Grenell would become the first openly homosexual U.S. Cabinet official.

One of Grenell’s projects in recent years has been the issue of LGBT rights in foreign countries, specifically countries where homosexual behavior is against the law. Grenell gained administration approval to pressure foreign governments on the issue of decriminalizing homosexual behavior.

As Grenell moves into a much more powerful position, it raises hopes, or fears, that his LGBT advocacy goes with him. Those who have followed the issue believe it would be hard for Grenell to leave the issue behind. If so, the Trump administration could ramp up pressure on governments in the developing world that take a dim view of homosexuality.

There is evidence that when the Obama administration spent hundreds of millions of dollars on the promotion of LGBT rights globally and attached it to foreign aid, it backfired against those it was intended to protect.

In one instance, under the Obama administration, the U.S. cancelled joint military exercises with Uganda over that country’s law on homosexual behavior, even though Uganda was a regional ally in fighting terrorism.

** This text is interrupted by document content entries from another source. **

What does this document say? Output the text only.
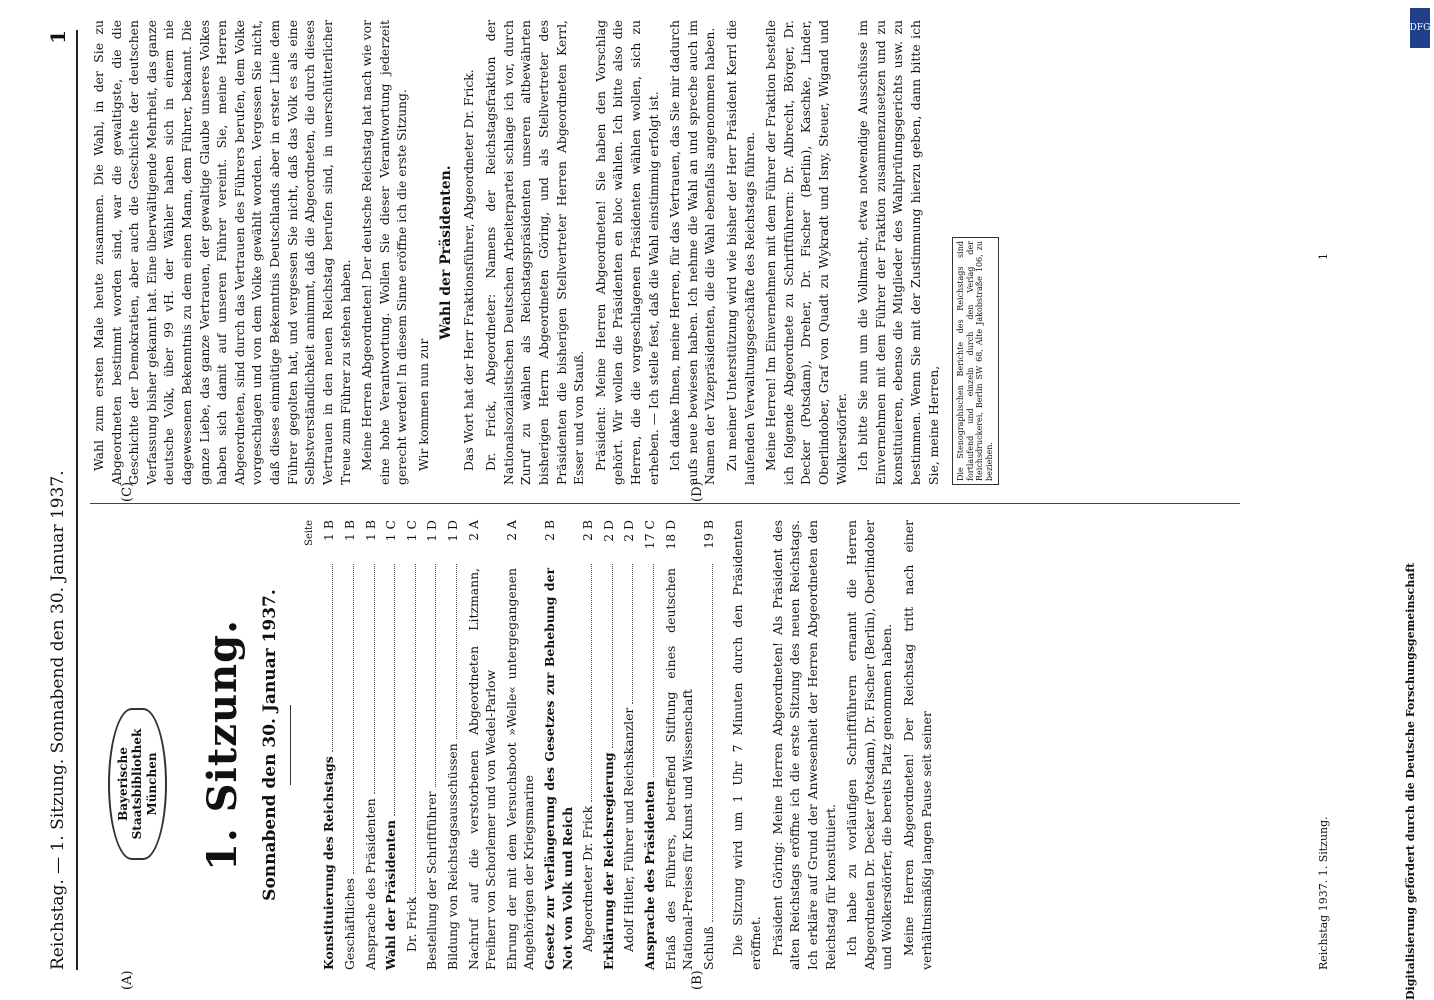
Reichstag. — 1. Sitzung. Sonnabend den 30. Januar 1937.
1
Bayerische Staatsbibliothek München 1. Sitzung. Sonnabend den 30. Januar 1937.
Seite
Konstituierung des Reichstags
1 B
Geschäftliches
1 B
Ansprache des Präsidenten
1 B
Wahl der Präsidenten
1 C
Dr. Frick
1 C
Bestellung der Schriftführer
1 D
Bildung von Reichstagsausschüssen
1 D
Nachruf auf die verstorbenen Abgeordneten Litzmann, Freiherr von Schorlemer und von Wedel-Parlow
2 A
Ehrung der mit dem Versuchsboot »Welle« untergegangenen Angehörigen der Kriegsmarine
2 A
Gesetz zur Verlängerung des Gesetzes zur Behebung der Not von Volk und Reich
2 B
Abgeordneter Dr. Frick
2 B
Erklärung der Reichsregierung
2 D
Adolf Hitler, Führer und Reichskanzler
2 D
Ansprache des Präsidenten
17 C
Erlaß des Führers, betreffend Stiftung eines deutschen National-Preises für Kunst und Wissenschaft
18 D
Schluß
19 B Die Sitzung wird um 1 Uhr 7 Minuten durch den Präsidenten eröffnet. Präsident Göring: Meine Herren Abgeordneten! Als Präsident des alten Reichstags eröffne ich die erste Sitzung des neuen Reichstags. Ich erkläre auf Grund der Anwesenheit der Herren Abgeordneten den Reichstag für konstituiert. Ich habe zu vorläufigen Schriftführern ernannt die Herren Abgeordneten Dr. Decker (Potsdam), Dr. Fischer (Berlin), Oberlindober und Wolkersdörfer, die bereits Platz genommen haben. Meine Herren Abgeordneten! Der Reichstag tritt nach einer verhältnismäßig langen Pause seit seiner

Wahl zum ersten Male heute zusammen. Die Wahl, in der Sie zu Abgeordneten bestimmt worden sind, war die gewaltigste, die die Geschichte der Demokratien, aber auch die Geschichte der deutschen Verfassung bisher gekannt hat. Eine überwältigende Mehrheit, das ganze deutsche Volk, über 99 vH. der Wähler haben sich in einem nie dagewesenen Bekenntnis zu dem einen Mann, dem Führer, bekannt. Die ganze Liebe, das ganze Vertrauen, der gewaltige Glaube unseres Volkes haben sich damit auf unseren Führer vereint. Sie, meine Herren Abgeordneten, sind durch das Vertrauen des Führers berufen, dem Volke vorgeschlagen und von dem Volke gewählt worden. Vergessen Sie nicht, daß dieses einmütige Bekenntnis Deutschlands aber in erster Linie dem Führer gegolten hat, und vergessen Sie nicht, daß das Volk es als eine Selbstverständlichkeit annimmt, daß die Abgeordneten, die durch dieses Vertrauen in den neuen Reichstag berufen sind, in unerschütterlicher Treue zum Führer zu stehen haben. Meine Herren Abgeordneten! Der deutsche Reichstag hat nach wie vor eine hohe Verantwortung. Wollen Sie dieser Verantwortung jederzeit gerecht werden! In diesem Sinne eröffne ich die erste Sitzung. Wir kommen nun zur

Wahl der Präsidenten. Das Wort hat der Herr Fraktionsführer, Abgeordneter Dr. Frick. Dr. Frick, Abgeordneter: Namens der Reichstagsfraktion der Nationalsozialistischen Deutschen Arbeiterpartei schlage ich vor, durch Zuruf zu wählen als Reichstagspräsidenten unseren altbewährten bisherigen Herrn Abgeordneten Göring, und als Stellvertreter des Präsidenten die bisherigen Stellvertreter Herren Abgeordneten Kerrl, Esser und von Stauß. Präsident: Meine Herren Abgeordneten! Sie haben den Vorschlag gehört. Wir wollen die Präsidenten en bloc wählen. Ich bitte also die Herren, die die vorgeschlagenen Präsidenten wählen wollen, sich zu erheben. — Ich stelle fest, daß die Wahl einstimmig erfolgt ist. Ich danke Ihnen, meine Herren, für das Vertrauen, das Sie mir dadurch aufs neue bewiesen haben. Ich nehme die Wahl an und spreche auch im Namen der Vizepräsidenten, die die Wahl ebenfalls angenommen haben. Zu meiner Unterstützung wird wie bisher der Herr Präsident Kerrl die laufenden Verwaltungsgeschäfte des Reichstags führen. Meine Herren! Im Einvernehmen mit dem Führer der Fraktion bestelle ich folgende Abgeordnete zu Schriftführern: Dr. Albrecht, Börger, Dr. Decker (Potsdam), Dreher, Dr. Fischer (Berlin), Kaschke, Linder, Oberlindober, Graf von Quadt zu Wykradt und Isny, Steuer, Wigand und Wolkersdörfer. Ich bitte Sie nun um die Vollmacht, etwa notwendige Ausschüsse im Einvernehmen mit dem Führer der Fraktion zusammenzusetzen und zu konstituieren, ebenso die Mitglieder des Wahlprüfungsgerichts usw. zu bestimmen. Wenn Sie mit der Zustimmung hierzu geben, dann bitte ich Sie, meine Herren,	Die Stenographischen Berichte des Reichstags sind fortlaufend und einzeln durch den Verlag der Reichsdruckerei, Berlin SW 68, Alte Jakobstraße 106, zu beziehen.
(A)	(B)
(C)	(D)
Reichstag 1937. 1. Sitzung.
1
Digitalisierung gefördert durch die Deutsche Forschungsgemeinschaft
DFG
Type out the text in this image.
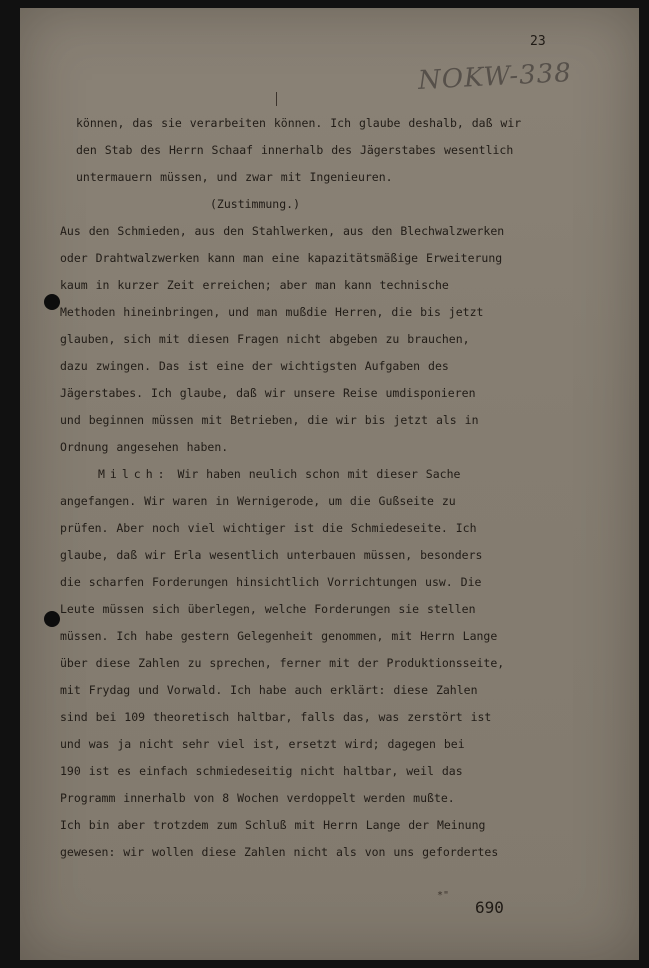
23
NOKW-338
können, das sie verarbeiten können. Ich glaube deshalb, daß wir
den Stab des Herrn Schaaf innerhalb des Jägerstabes wesentlich
untermauern müssen, und zwar mit Ingenieuren.
(Zustimmung.)
Aus den Schmieden, aus den Stahlwerken, aus den Blechwalzwerken
oder Drahtwalzwerken kann man eine kapazitätsmäßige Erweiterung
kaum in kurzer Zeit erreichen; aber man kann technische
Methoden hineinbringen, und man mußdie Herren, die bis jetzt
glauben, sich mit diesen Fragen nicht abgeben zu brauchen,
dazu zwingen. Das ist eine der wichtigsten Aufgaben des
Jägerstabes. Ich glaube, daß wir unsere Reise umdisponieren
und beginnen müssen mit Betrieben, die wir bis jetzt als in
Ordnung angesehen haben.
Milch: Wir haben neulich schon mit dieser Sache
angefangen. Wir waren in Wernigerode, um die Gußseite zu
prüfen. Aber noch viel wichtiger ist die Schmiedeseite. Ich
glaube, daß wir Erla wesentlich unterbauen müssen, besonders
die scharfen Forderungen hinsichtlich Vorrichtungen usw. Die
Leute müssen sich überlegen, welche Forderungen sie stellen
müssen. Ich habe gestern Gelegenheit genommen, mit Herrn Lange
über diese Zahlen zu sprechen, ferner mit der Produktionsseite,
mit Frydag und Vorwald. Ich habe auch erklärt: diese Zahlen
sind bei 109 theoretisch haltbar, falls das, was zerstört ist
und was ja nicht sehr viel ist, ersetzt wird; dagegen bei
190 ist es einfach schmiedeseitig nicht haltbar, weil das
Programm innerhalb von 8 Wochen verdoppelt werden mußte.
Ich bin aber trotzdem zum Schluß mit Herrn Lange der Meinung
gewesen: wir wollen diese Zahlen nicht als von uns gefordertes
*"
690
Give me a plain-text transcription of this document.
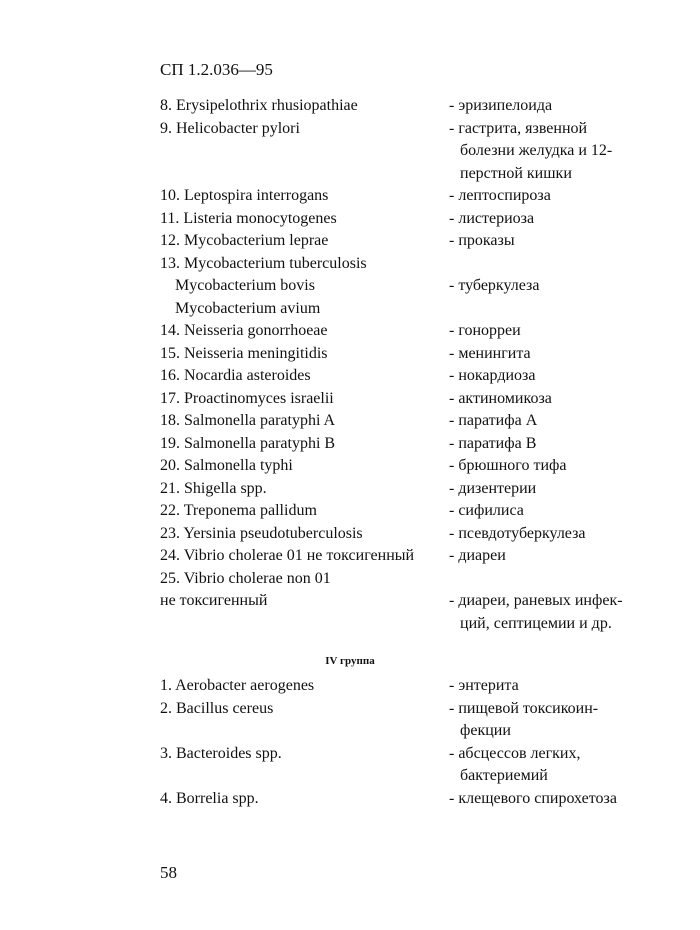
СП 1.2.036—95
8. Erysipelothrix rhusiopathiae	- эризипелоида
9. Helicobacter pylori	- гастрита, язвенной
болезни желудка и 12-
перстной кишки
10. Leptospira interrogans	- лептоспироза
11. Listeria monocytogenes	- листериоза
12. Mycobacterium leprae	- проказы
13. Mycobacterium tuberculosis
Mycobacterium bovis	- туберкулеза
Mycobacterium avium
14. Neisseria gonorrhoeae	- гонорреи
15. Neisseria meningitidis	- менингита
16. Nocardia asteroides	- нокардиоза
17. Proactinomyces israelii	- актиномикоза
18. Salmonella paratyphi A	- паратифа А
19. Salmonella paratyphi B	- паратифа В
20. Salmonella typhi	- брюшного тифа
21. Shigella spp.	- дизентерии
22. Treponema pallidum	- сифилиса
23. Yersinia pseudotuberculosis	- псевдотуберкулеза
24. Vibrio cholerae 01 не токсигенный - диареи
25. Vibrio cholerae non 01
не токсигенный	- диареи, раневых инфек-
ций, септицемии и др.
IV группа
1. Aerobacter aerogenes	- энтерита
2. Bacillus cereus	- пищевой токсикоин-
фекции
3. Bacteroides spp.	- абсцессов легких,
бактериемий
4. Borrelia spp.	- клещевого спирохетоза
58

The New York Times reported in 2015 that a 2014 Nigerian law punishing homosexual behavior “is widely regarded by both supporters and opponents of gay rights as a reaction to American pressure on Nigeria and other African nations to embrace gay-rights.” Chidi Odinkalu, chairman of Nigeria’s national human rights commission in the senior legal officer for the Africa program of George Soros’s Open society justice initiative told the New York Times the law “was blowback.” Odikalu said, “I’ve said to U.S. diplomats privately as well, the risk is causing more harm than good.”

In his recently published book, Love Falls on Us: A Story of American Ideas and African LGBT Lives, journalist Robbie Corey-Boulet profiles LGBT activists in Cameroon, Ivory Coast, and Liberia who are critical of U.S. intervention and accuse the United States of a colonial mindset and not allowing Africans “to discuss the issue on their own terms, but instead to respond to what Westerners are doing and saying.”

Under Barack Obama, the U.S. pressured foreign governments on much more than decriminalization of homosexuality, though this pressure was immense. The State Department under President Obama told governments they had to accept and implement nondiscrimination norms in housing and employment, something the U.S. does not impose on itself. This issue has been hotly debated and rejected in the United States Congress. Even so, the Trump administration has continued the Obama-era practice. One venue where the U.S. has brought pressure on other countries is at the UN Human Rights Council at the meeting where nations discuss other nations’ human rights records, known as the Universal Periodic Review.

With the next session that the U.S. attends just around the corner, it raises questions about whether the U.S. will ramp up its already aggressive LGBT foreign policy now that the administration’s chief architect, Richard Grenell, is headed to his new and powerful job.